Kolumne # 656 vom 20.07.2013: Krieg im Gerichtssaal
20.07.13 (von maj) Der Freispruch des Mörders des Schwarzen Trayvon Martin war vorhersehbar
Mumia Abu-Jamal * junge Welt Nr. 166 – 20./21. Juli 2013
Der Prozeß gegen George Zimmerman hat bei vielen große Erwartungen geweckt, die jedoch am Ende enttäuscht wurden. Zimmermans Freispruch von der Anklage, den 17jährigen Trayvon Martin in Sanford, Florida, ermordet zu haben, wurde am Ende zum Weckruf für eine ganze Jugendgeneration. Überall in den USA hatten junge Leute den Fall zu ihrer Sache gemacht und waren dem jugendlichen Glauben verfallen, ihnen werde schon bald Gerechtigkeit widerfahren. Aber etwas zu glauben oder es zu wissen sind zwei grundverschiedene Dinge. Die Proteste nach Trayvons Ermordung haben den US-Bundesstaat Florida zwar gezwungen, Zimmerman vor Gericht zu stellen, aber es kam dabei nicht das heraus, was sich viele erhofft hatten. Zimmerman, Sohn eines Richters, verteidigt von einem Rechtsanwalt, der mit einer Richterin verheiratet ist, wurde der Prozeß gemacht, aber er lief völlig anders, als sich die Leute das vorstellten. Eine fast nur aus weißen Frauen bestehende Jury sprach Zimmerman schon nach knapp anderthalb Tagen Beratung frei.

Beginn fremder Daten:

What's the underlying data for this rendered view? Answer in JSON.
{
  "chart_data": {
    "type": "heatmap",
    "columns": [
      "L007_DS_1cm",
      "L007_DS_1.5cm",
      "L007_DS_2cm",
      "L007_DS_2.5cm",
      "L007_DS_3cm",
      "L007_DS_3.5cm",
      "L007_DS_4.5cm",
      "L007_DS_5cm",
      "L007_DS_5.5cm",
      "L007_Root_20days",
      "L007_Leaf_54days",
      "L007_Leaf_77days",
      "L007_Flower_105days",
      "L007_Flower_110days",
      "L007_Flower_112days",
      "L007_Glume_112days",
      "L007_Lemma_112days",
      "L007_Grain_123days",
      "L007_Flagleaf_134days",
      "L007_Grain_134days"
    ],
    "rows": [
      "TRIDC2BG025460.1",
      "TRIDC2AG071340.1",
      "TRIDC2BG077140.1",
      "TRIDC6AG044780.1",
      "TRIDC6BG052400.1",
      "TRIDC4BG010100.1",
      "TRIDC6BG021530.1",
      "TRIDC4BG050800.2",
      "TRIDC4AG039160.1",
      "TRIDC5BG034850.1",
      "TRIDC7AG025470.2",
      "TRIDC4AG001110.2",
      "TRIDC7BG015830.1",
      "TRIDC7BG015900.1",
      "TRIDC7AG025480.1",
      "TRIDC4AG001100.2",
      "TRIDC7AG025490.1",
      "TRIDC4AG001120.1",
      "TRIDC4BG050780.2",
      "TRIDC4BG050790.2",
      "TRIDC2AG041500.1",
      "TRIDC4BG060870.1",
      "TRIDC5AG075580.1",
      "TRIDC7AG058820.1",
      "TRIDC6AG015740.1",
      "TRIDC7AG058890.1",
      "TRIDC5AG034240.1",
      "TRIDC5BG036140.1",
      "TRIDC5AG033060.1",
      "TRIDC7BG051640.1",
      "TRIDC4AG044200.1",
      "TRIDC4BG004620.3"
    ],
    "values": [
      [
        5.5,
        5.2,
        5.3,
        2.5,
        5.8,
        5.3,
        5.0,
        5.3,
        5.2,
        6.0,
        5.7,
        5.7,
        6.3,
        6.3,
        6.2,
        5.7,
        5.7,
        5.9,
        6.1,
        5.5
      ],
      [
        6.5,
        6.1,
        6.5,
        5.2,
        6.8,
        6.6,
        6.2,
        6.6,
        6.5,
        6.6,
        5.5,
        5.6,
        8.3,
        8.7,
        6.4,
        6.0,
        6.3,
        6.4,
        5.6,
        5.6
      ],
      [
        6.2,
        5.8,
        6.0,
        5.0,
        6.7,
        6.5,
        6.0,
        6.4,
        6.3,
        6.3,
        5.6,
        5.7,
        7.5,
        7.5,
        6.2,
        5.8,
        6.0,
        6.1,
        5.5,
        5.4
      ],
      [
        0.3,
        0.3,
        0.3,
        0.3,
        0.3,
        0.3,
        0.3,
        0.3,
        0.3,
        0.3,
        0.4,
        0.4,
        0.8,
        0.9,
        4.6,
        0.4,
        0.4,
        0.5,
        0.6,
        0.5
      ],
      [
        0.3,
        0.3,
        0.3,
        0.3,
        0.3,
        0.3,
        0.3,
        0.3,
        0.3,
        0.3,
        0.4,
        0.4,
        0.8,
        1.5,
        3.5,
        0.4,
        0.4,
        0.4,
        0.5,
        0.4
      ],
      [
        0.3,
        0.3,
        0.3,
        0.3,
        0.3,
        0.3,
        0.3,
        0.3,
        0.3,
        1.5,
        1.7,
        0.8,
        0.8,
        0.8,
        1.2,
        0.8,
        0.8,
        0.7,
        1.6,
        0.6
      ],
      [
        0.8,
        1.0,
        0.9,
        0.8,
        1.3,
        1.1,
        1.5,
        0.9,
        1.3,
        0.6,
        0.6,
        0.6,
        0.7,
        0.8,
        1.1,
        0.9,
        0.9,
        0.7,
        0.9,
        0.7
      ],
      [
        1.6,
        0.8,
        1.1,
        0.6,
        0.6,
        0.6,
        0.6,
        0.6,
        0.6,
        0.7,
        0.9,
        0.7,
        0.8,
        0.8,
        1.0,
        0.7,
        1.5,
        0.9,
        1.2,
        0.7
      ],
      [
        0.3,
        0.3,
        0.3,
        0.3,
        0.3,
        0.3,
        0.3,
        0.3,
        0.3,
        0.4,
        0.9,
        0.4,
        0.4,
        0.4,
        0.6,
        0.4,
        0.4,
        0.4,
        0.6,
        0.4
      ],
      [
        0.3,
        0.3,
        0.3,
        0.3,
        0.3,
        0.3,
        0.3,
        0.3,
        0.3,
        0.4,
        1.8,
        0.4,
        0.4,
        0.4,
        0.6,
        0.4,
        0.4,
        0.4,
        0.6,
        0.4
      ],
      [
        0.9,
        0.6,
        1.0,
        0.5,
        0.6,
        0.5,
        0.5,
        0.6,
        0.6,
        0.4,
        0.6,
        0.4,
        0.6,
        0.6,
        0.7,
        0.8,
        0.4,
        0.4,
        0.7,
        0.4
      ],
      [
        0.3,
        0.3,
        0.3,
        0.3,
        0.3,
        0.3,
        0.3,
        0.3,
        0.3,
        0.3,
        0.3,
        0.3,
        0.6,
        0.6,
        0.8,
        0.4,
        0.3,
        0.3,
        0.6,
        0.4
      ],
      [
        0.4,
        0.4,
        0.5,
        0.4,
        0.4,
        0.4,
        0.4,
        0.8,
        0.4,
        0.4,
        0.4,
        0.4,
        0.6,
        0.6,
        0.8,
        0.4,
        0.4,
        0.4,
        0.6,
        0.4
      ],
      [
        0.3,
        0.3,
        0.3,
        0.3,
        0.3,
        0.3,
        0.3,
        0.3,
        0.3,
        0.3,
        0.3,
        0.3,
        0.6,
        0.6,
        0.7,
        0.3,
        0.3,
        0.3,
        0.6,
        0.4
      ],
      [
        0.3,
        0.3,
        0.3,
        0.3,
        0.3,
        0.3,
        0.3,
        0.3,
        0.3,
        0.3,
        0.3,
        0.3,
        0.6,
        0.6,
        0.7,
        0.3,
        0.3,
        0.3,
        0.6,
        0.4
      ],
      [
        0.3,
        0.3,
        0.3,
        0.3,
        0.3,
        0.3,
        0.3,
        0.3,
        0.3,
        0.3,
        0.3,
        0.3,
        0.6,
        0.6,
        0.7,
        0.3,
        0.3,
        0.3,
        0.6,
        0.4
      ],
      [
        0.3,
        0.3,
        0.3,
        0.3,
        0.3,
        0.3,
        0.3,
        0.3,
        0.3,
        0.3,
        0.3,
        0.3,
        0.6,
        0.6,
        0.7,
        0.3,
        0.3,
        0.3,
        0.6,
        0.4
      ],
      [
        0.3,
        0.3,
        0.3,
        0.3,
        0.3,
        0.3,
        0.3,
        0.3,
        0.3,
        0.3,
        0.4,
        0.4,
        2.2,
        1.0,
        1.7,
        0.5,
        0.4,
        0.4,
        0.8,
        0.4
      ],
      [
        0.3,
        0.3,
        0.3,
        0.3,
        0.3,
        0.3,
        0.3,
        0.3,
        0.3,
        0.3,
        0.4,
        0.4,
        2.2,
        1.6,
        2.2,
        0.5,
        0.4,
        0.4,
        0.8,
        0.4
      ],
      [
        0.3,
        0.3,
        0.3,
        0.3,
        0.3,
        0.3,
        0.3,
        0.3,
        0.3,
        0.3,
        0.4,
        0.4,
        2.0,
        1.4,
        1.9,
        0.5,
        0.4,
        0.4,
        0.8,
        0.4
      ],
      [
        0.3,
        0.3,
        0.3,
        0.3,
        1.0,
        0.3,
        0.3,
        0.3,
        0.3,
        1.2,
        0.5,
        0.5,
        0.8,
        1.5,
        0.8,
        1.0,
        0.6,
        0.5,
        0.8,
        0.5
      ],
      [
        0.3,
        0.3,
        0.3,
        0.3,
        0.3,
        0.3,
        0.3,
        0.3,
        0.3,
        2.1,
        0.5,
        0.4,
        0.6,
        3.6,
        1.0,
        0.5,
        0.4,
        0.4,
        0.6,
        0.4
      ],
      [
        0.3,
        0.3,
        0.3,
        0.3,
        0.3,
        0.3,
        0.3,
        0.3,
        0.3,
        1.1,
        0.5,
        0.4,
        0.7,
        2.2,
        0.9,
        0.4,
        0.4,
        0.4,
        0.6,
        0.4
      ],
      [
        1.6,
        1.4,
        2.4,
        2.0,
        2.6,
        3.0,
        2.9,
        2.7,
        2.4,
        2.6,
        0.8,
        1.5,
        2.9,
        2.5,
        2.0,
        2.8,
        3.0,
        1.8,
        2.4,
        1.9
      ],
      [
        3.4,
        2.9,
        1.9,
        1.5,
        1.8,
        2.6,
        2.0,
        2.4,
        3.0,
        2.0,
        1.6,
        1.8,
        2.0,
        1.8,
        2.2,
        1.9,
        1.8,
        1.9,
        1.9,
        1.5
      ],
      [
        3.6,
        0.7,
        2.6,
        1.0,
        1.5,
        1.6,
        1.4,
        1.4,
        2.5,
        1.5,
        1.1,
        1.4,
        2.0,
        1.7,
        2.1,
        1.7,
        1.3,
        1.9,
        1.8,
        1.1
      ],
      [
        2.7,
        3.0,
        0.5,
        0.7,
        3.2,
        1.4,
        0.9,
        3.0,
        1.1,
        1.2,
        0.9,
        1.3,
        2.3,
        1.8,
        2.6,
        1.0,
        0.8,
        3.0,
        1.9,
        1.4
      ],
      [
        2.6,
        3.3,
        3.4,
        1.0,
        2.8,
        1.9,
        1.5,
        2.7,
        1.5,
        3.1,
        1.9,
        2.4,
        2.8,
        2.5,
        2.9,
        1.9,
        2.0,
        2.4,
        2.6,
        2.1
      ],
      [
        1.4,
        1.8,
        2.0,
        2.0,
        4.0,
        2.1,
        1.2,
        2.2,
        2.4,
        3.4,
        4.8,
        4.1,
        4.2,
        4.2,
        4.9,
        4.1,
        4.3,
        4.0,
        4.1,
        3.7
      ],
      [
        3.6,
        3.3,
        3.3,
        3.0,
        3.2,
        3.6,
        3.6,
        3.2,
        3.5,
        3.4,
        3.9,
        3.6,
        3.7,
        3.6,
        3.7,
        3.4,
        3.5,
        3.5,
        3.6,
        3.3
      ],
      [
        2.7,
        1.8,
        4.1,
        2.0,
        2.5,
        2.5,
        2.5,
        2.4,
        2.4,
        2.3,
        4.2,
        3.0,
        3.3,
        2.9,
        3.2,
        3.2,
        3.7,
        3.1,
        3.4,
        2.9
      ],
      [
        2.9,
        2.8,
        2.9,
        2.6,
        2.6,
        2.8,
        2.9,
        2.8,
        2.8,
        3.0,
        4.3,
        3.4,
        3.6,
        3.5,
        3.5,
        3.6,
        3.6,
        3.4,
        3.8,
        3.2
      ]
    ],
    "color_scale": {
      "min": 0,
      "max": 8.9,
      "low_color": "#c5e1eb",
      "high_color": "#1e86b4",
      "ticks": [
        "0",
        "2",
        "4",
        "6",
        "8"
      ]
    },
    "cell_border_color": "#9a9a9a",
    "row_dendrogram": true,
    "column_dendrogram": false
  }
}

Was bedeutet das? Es bedeutet genau das, was einem dazu in den Sinn kommt: Daß das Leben eines Schwarzen keinen Pfifferling wert ist! Daß andererseits das Leben eines Weißen privilegiert und bedeutend und daß die Angst der Weißen die treibende Kraft ist, von der das Geschehen im Gerichtsverfahren bestimmt wird. Denn wenn wir die beiden Grundbestandteile des Konflikts austauschen und davon ausgehen, es wäre Trayvon und nicht Zimmerman gewesen, der die Auseinandersetzung überlebt hätte – wer wollte bezweifeln, daß der Teenager geradewegs im Todestrakt des Staatsgefängnisses von Starke, Florida, gelandet wäre und seine berüchtigte Hinrichtungskammer von innen kennenlernen würde?
Trayvon hätte einen überarbeiteten und nur schlecht bezahlten Pflichtverteidiger bekommen, für den es schon ein Sieg gewesen wäre, im Prozeß für seinen Mandanten »nur« eine lebenslängliche Haftstrafe zu erreichen. Wer wollte bezweifeln, daß ein solcher Ausgang möglich gewesen wäre? Solange das aber die Wahrheit ist und man zu diesem Schluß kommen muß, ist das Gerede von »Gleichheit« genauso fantastisch wie Geschichten vom Weihnachtsmann. Wovon wir dauernd sprechen – Freiheit, Gerechtigkeit, Gleichheit und faire Prozesse – ist einfach nur Gerede. Erst wenn jemand einen Gerichtssaal betritt, kommen diese Begriffe auf den Prüfstand. Denn hier herrscht Krieg mit juristischen Mitteln.